Perera touched on a number of topics, many of them pertaining to what men and boys can do to help achieve equality. These include listening to see “the things you can’t see,” considering issues through the perspectives of others, and finding the root, systemic causes of the inequalities in society, rather than just responding to the symptoms of those issues.

Perera spoke about how limiting and extremely damaging models of masculinity and femininity are, especially in relation to one another, noting that the message for girls and women in society is often, “know your role, shut your mouth and act like a lady.”
Meanwhile, Perera noted men and boys are expected by society to derive a sense of identity through repressing their emotions, resorting to destructive, violent and dysfunctional models of masculinity that reduce women and girls to trophies and devalued props to the attainment of power.

“Masculinity is a ladder we’re trying to climb to this impossible ideal of being a man. It’s impossible, having all the answers, never backing down, not showing emotion,” Perera said. “Part of that is entitlement that to be a man is to have everything at your disposal. When we raise boys, we carve out access to emotions, and when we raise young girls we carve out things like assertiveness.”

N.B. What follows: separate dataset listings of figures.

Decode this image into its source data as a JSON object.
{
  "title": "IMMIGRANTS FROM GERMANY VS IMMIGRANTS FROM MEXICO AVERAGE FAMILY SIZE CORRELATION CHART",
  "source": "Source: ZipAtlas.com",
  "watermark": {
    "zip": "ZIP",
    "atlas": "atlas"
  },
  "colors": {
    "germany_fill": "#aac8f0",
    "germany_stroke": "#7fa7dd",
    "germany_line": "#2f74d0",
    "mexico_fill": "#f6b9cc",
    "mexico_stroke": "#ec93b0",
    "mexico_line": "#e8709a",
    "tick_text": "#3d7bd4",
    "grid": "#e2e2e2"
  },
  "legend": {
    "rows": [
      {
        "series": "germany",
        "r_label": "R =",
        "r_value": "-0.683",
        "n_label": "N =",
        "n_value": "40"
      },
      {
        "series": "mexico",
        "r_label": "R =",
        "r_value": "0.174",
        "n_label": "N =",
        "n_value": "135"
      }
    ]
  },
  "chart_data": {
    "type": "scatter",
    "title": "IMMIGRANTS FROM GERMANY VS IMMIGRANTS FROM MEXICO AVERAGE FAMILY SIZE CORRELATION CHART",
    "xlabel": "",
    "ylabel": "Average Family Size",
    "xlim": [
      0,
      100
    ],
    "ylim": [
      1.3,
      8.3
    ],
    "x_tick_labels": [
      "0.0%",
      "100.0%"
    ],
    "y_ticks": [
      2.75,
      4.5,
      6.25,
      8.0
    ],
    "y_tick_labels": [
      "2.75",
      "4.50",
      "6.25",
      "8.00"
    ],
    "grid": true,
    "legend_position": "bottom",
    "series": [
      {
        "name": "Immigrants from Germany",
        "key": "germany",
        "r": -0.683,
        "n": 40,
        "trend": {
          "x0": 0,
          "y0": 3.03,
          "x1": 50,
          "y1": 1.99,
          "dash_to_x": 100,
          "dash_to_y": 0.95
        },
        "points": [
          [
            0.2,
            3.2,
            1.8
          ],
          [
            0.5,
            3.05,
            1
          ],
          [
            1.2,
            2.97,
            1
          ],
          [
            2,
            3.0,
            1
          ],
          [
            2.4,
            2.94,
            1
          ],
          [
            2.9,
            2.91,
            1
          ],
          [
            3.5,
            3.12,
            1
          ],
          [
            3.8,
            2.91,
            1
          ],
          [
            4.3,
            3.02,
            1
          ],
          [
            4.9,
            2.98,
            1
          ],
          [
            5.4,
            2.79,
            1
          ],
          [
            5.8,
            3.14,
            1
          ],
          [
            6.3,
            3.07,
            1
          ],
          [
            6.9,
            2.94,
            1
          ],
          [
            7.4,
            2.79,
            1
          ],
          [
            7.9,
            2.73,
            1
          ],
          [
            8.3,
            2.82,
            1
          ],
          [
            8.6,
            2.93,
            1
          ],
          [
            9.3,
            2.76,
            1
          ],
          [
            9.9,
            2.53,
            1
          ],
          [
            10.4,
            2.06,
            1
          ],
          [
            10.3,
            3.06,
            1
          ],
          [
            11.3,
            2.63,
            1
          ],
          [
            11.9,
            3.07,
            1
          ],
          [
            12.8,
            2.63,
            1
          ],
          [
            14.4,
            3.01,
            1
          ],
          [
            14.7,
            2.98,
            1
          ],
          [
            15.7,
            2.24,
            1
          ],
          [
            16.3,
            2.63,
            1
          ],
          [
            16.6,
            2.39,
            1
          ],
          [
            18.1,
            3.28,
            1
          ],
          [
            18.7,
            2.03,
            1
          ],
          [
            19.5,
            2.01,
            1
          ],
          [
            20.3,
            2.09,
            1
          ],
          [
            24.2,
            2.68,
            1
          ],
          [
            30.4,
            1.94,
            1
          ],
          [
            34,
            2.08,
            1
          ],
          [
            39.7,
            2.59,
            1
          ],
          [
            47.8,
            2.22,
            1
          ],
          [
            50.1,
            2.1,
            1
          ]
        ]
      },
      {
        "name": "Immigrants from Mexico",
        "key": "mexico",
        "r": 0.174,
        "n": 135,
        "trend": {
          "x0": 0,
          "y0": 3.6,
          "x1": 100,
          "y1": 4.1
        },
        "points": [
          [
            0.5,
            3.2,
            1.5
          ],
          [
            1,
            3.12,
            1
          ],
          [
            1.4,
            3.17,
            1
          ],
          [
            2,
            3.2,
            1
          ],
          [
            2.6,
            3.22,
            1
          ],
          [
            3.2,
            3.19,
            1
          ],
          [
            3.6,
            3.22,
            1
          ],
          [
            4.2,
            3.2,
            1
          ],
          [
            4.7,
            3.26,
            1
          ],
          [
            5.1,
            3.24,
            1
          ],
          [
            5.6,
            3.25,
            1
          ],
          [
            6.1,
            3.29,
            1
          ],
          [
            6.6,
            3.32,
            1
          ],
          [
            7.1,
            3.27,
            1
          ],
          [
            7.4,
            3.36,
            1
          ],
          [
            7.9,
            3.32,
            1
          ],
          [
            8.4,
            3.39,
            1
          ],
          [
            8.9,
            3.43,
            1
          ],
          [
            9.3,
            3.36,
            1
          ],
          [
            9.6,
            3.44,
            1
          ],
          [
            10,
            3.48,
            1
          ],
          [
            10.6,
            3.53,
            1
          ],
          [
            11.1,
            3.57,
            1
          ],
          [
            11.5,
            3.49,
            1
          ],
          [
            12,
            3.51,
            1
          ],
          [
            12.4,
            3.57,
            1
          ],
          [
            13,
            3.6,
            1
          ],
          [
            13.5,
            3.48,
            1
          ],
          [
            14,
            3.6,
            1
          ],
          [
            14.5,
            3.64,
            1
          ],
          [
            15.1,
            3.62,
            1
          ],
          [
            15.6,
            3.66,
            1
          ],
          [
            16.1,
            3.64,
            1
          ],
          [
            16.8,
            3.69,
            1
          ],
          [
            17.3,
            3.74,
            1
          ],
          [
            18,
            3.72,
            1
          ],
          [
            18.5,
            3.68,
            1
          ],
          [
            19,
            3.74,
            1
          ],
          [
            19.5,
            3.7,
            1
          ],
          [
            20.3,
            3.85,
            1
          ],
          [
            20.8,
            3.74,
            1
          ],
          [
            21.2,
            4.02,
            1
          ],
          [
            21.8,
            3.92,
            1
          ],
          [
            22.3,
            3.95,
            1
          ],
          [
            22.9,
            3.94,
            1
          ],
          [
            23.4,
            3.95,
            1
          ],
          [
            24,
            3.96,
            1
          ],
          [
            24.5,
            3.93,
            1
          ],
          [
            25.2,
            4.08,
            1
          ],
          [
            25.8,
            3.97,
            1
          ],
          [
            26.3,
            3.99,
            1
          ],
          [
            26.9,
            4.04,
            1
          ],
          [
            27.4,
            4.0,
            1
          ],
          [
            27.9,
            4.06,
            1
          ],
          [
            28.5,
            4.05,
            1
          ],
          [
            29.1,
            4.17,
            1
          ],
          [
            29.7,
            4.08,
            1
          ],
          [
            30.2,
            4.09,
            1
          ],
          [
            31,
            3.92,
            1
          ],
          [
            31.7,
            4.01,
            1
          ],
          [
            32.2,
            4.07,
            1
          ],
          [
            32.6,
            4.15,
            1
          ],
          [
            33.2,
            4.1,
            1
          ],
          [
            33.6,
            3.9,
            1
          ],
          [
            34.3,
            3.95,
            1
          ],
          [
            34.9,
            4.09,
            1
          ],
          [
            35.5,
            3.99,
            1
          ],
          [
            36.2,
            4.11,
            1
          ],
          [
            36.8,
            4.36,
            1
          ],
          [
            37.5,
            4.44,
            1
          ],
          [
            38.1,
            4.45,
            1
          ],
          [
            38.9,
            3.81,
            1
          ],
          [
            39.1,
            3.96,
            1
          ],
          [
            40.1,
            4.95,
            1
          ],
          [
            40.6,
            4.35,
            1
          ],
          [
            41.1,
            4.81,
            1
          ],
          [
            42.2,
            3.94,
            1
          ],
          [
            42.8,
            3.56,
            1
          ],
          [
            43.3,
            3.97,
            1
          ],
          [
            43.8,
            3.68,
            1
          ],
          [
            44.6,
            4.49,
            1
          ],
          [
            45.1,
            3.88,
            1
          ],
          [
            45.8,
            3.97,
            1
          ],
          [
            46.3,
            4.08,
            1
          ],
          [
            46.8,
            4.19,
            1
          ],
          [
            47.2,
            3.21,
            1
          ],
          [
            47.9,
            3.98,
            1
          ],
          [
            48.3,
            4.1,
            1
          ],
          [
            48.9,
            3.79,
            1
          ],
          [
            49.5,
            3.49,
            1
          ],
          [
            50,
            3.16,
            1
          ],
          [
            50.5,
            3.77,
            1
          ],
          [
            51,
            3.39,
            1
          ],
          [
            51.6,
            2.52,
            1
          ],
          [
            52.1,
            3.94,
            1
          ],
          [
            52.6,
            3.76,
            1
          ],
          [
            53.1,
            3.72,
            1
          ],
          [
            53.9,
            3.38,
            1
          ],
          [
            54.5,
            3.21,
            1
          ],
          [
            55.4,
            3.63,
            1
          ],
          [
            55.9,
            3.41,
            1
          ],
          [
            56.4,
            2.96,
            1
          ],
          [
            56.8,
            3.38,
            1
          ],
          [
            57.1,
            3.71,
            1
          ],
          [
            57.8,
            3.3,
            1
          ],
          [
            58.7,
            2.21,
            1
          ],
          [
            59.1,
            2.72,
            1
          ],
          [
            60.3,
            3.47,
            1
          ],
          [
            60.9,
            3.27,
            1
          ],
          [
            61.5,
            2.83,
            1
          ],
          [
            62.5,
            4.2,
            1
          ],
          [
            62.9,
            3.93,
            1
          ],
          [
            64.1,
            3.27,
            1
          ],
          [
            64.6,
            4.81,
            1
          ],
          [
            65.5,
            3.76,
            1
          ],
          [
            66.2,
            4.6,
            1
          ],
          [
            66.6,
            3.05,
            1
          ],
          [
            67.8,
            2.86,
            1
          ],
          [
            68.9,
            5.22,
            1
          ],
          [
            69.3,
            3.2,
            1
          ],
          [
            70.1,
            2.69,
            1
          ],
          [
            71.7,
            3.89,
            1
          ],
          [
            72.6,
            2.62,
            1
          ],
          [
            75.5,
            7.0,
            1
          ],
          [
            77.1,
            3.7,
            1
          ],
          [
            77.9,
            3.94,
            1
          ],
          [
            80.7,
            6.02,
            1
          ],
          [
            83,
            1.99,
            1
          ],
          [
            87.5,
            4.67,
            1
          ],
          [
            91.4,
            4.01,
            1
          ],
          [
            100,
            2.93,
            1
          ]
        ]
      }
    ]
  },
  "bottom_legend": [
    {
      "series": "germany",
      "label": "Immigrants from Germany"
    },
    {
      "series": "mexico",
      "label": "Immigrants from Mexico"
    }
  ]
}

Perera insisted there needs to be a new role made for boys and men so that they have a model of masculinity that isn’t a simple dichotomy of, “you’re either a superhero or a zero, and there’s no in-between.”
Perera compared the collaborative approach to building healthy communities to building a proper garden, with the soil being the community; seeds as ideas and perspectives; with goals and dreams as flower and plants; weeds and pests as harmful toxic attitudes and behavior; with water as people supporting one another – and even manure as the “fertilizer,” representing mistakes that people learn from in the pursuit of equality and better communities.